# Week 2
### Kasper Fyhn Jacobsen

## Question 1: Clark, chapter 1

In her first Chapter, Clark introduces some of the issues that researchers in CLA work with, namely the complexity on different levels of language (phonology, morphosyntax, concepts and the ability to make it work in a context) that children must learn in order to become a potent speaker. She puts emphasis on the intertwining together with other aspects of a child's life, like cognitive and social abilities. While introducing the different "levels" of language, she gives examples of how data on what children do correct or wrong can imply how children come about acquiring rules as well as how these observations back the process of acquisition. Finally, she presents a short history of CLA research and declares her own stance in the debate: process-oriented, interaction-focused and as much as possible based on empirical data. 

## Question 2: Pop quiz
1. What does "set()" do?

This function returns a set based on the list passed as argument, i.e. a list of items where each item can occur only once.
2. What does the line "a[0] = a[0].lower()" do?

It returns the first item of the list, namely the string 'The', with all characters in lowercase. 
3. What does the line "types = len(set(a))" do?

It assigns to var types the number of types in the list a. It is done in the following sequence: 1) create a set from the list a, thereby having no duplicates of items, 2) get the number items in the set, 3) assign this value to the variable.

## Question 3


I figured I would try - like last week - to follow the assignment, but add on some extra stuff, mostly just to play around with some coding.
I set out to make something that people on stackoverflow.com actually says than one really should not do: an URL reader which cleans the text from scripts and HTML tags. But I did it anyway, mostly because it is just for practice at this point. Finally, some simple calculations are made and reported. The code ended up being a bit longer than I expected; so just have a glimpse at it. It would be unfair to ask of you to review all of it.
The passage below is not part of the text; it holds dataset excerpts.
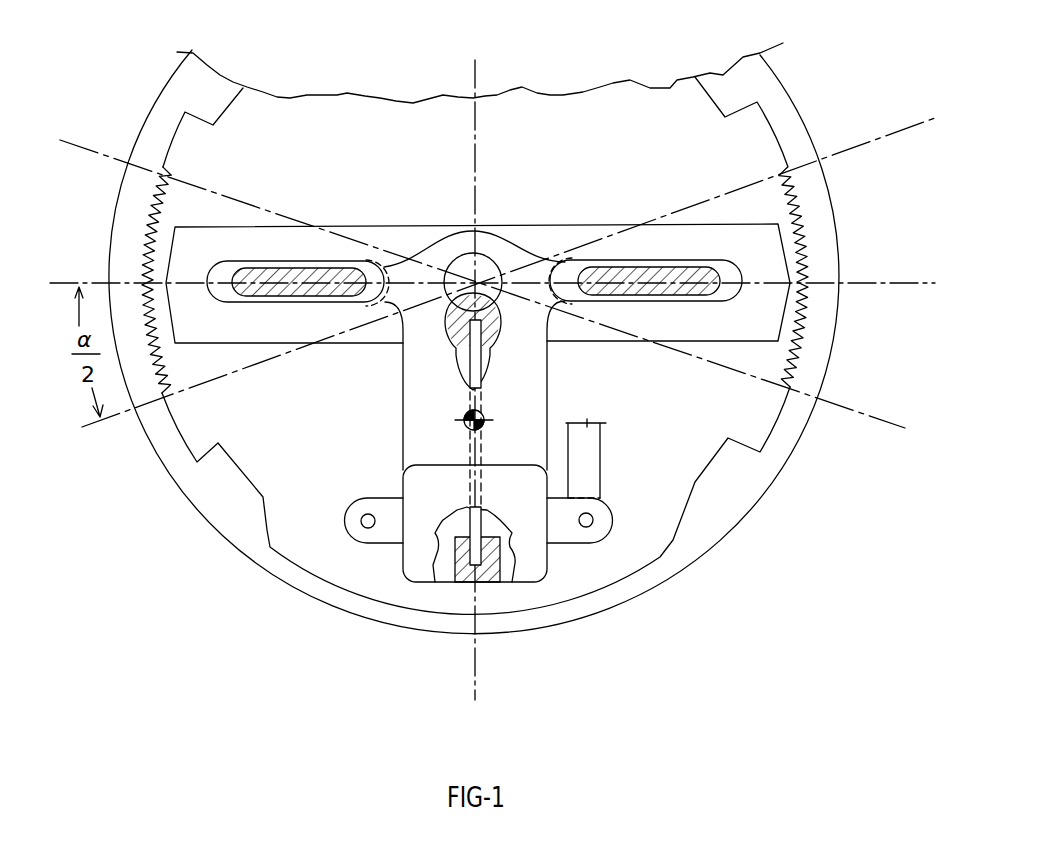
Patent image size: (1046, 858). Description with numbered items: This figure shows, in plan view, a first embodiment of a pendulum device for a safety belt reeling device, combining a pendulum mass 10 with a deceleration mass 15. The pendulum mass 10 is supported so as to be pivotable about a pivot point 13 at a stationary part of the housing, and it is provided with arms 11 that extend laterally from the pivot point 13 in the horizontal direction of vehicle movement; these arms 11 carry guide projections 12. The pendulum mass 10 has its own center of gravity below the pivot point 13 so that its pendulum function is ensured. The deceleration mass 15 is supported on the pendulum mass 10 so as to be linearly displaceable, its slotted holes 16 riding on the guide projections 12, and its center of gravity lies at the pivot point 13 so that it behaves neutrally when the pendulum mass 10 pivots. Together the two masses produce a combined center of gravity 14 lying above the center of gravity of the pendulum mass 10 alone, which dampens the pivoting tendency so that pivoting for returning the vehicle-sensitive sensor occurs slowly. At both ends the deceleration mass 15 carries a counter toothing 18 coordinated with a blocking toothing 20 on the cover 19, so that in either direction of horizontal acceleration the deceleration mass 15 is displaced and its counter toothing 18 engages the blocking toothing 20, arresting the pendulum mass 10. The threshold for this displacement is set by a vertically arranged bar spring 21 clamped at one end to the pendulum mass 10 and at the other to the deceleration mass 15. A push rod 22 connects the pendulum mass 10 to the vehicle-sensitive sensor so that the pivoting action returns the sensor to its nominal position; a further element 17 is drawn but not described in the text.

The pendulum mass 10 is at (403, 542).
The arms 11 is at (223, 275).
The guide projections 12 is at (703, 295).
The pivot point 13 is at (470, 278).
The combined center of gravity 14 is at (457, 422).
The deceleration mass 15 is at (300, 248).
The slotted holes 16 is at (630, 297).
The boss 17 is at (476, 280).
The counter toothing 18 is at (163, 177).
The cover 19 is at (127, 207).
The blocking toothing 20 is at (147, 240).
The bar spring 21 is at (473, 367).
The push rod 22 is at (588, 475).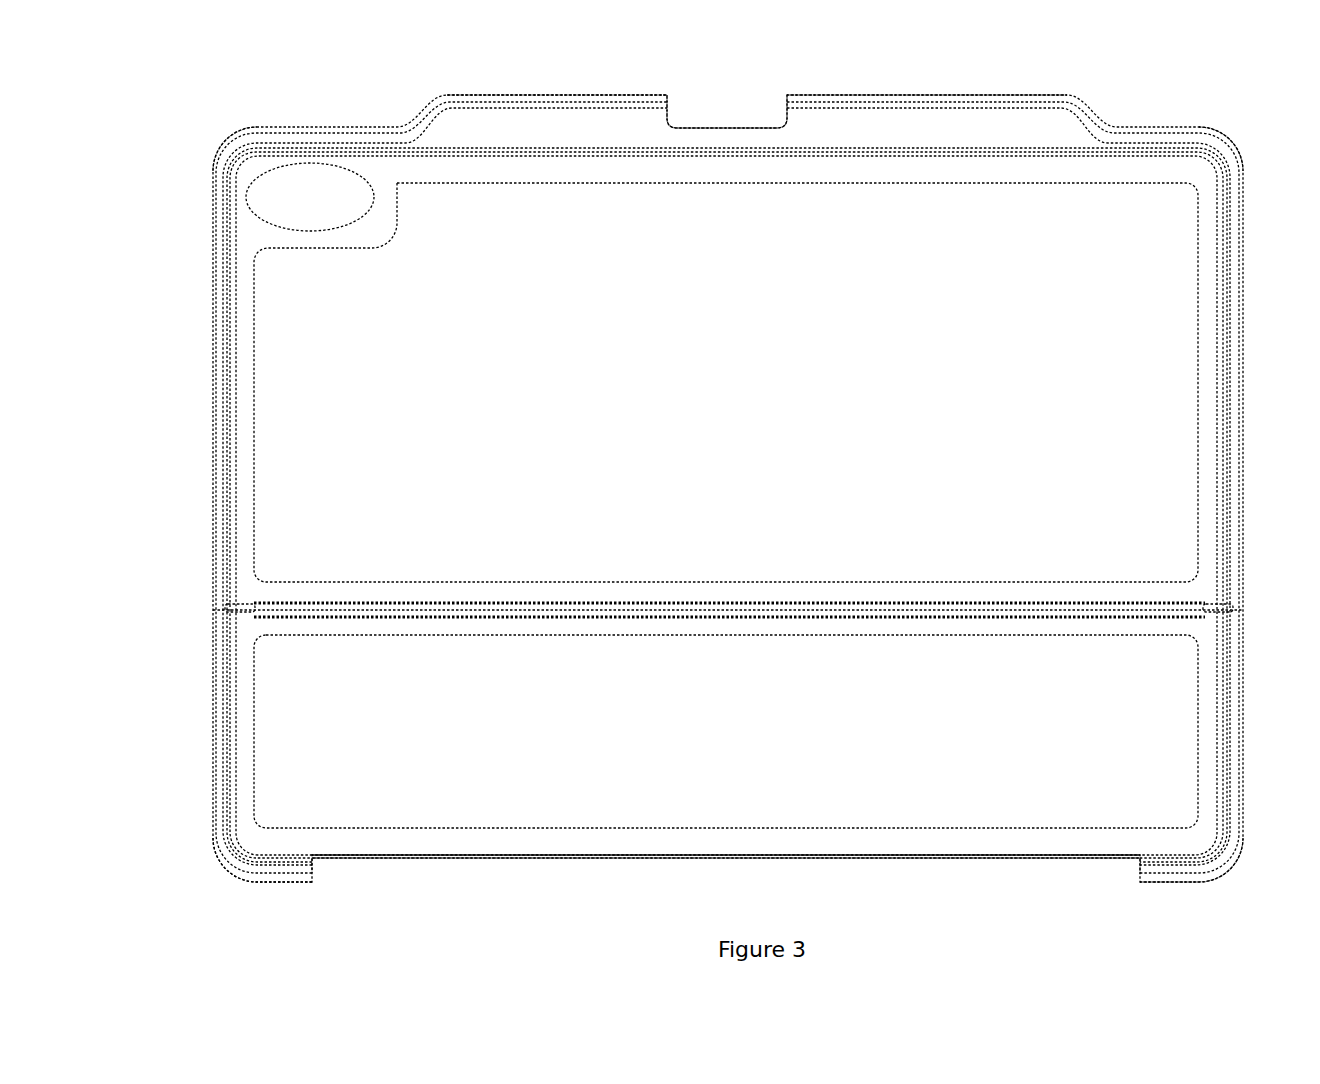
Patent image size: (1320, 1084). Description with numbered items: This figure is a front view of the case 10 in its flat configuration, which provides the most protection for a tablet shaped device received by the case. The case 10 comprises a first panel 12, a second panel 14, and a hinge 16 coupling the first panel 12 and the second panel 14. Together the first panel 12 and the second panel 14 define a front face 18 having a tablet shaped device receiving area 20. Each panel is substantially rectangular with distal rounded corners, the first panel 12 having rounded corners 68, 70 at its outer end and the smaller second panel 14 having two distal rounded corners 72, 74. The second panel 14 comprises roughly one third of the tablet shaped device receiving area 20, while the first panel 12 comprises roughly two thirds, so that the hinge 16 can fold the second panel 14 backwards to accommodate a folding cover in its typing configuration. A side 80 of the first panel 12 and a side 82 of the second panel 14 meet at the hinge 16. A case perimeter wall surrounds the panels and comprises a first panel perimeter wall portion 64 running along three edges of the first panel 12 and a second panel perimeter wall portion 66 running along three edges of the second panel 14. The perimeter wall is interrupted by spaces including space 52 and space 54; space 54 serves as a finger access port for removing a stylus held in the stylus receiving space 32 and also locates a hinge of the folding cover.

The case 10 is at (178, 138).
The first panel 12 is at (222, 330).
The second panel 14 is at (1215, 718).
The hinge 16 is at (265, 607).
The front face 18 is at (1122, 683).
The tablet shaped device receiving area 20 is at (726, 382).
The stylus receiving space 32 is at (535, 124).
The space 52 is at (355, 888).
The space 54 is at (735, 110).
The first panel perimeter wall portion 64 is at (210, 435).
The second panel perimeter wall portion 66 is at (1240, 668).
The rounded corner 68 is at (215, 132).
The rounded corner 70 is at (1228, 113).
The rounded corner 72 is at (1235, 898).
The rounded corner 74 is at (220, 888).
The side of the first panel 80 is at (568, 590).
The side of the second panel 82 is at (483, 625).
The full source code can be seen [here](https://github.com/KasperFyhn/Playing-around/blob/master/src/url_reader.py) on GitHub.

P.S.: You might have to follow [these simple instructions](https://stackoverflow.com/questions/42098126/mac-osx-python-ssl-sslerror-ssl-certificate-verify-failed-certificate-verify) to access https pages through Python; I got some errors on my Mac, though not on my Windows desktop. It has something to do with OpenSSL and certificates.

### Retrieving text from an URL
The first part was defining a function which could prompt the user for an URL and handle some errors which can very easily occur when working with user input and even more so with accessing URL's. So this makes up the first lines of code:

In [1]:
import urllib.request as URL

def URL_to_text():
    """Prompt the user for a URL and return the raw text retrieved from the URL.
    If any error occurs, return -1."""
   
    # get a URL from the user and try to open it
    try : 
        url = input('Please, type in/paste a URL and hit Enter.\n')
        url = URL.urlopen(url).read()
        url = url.decode()
        return url
    # in case of an error, report it and return -1
    except (URL.URLError, URL.HTTPError, ValueError) as e:
        print("A problem was encountered. Please, check the URL.")
        print('Error message:', e)
        return -1
    
# keep prompting the user for an URL until it has been properly retrieved
text = -1
while text == -1:
        text = URL_to_text()

Please, type in/paste a URL and hit Enter.
https://www.ordbogen.com


### Cleaning the text
The next part is cleaning the text. This is done with a combination of built-in functions and some regular expressions:

In [2]:
import re
from string import punctuation

# clean the raw source text
text = text.lower() # convert all characters to lower case
text = re.sub(r'<head>.*?</head>', '', text, flags=re.DOTALL) # remove the HTML head
text = re.sub(r'<script.*?</script>', '', text, flags=re.DOTALL) # remove JavaScript parts 
text = re.sub(r'<.*?>', ' ', text) # clean from other HTML tags
text = re.sub(r'(\\t)+', ' ', text) # clean from "spelled out" tabs
text = re.sub(r'(\\n)+', '\n', text) # clean from "spelled out" carriage returns
text = ''.join(c for c in text if c not in punctuation) # get rid of punctuation

# add to a tokens list the words that consist only of alphabetic chars
tokens = [w for w in text.split() if w.isalpha()]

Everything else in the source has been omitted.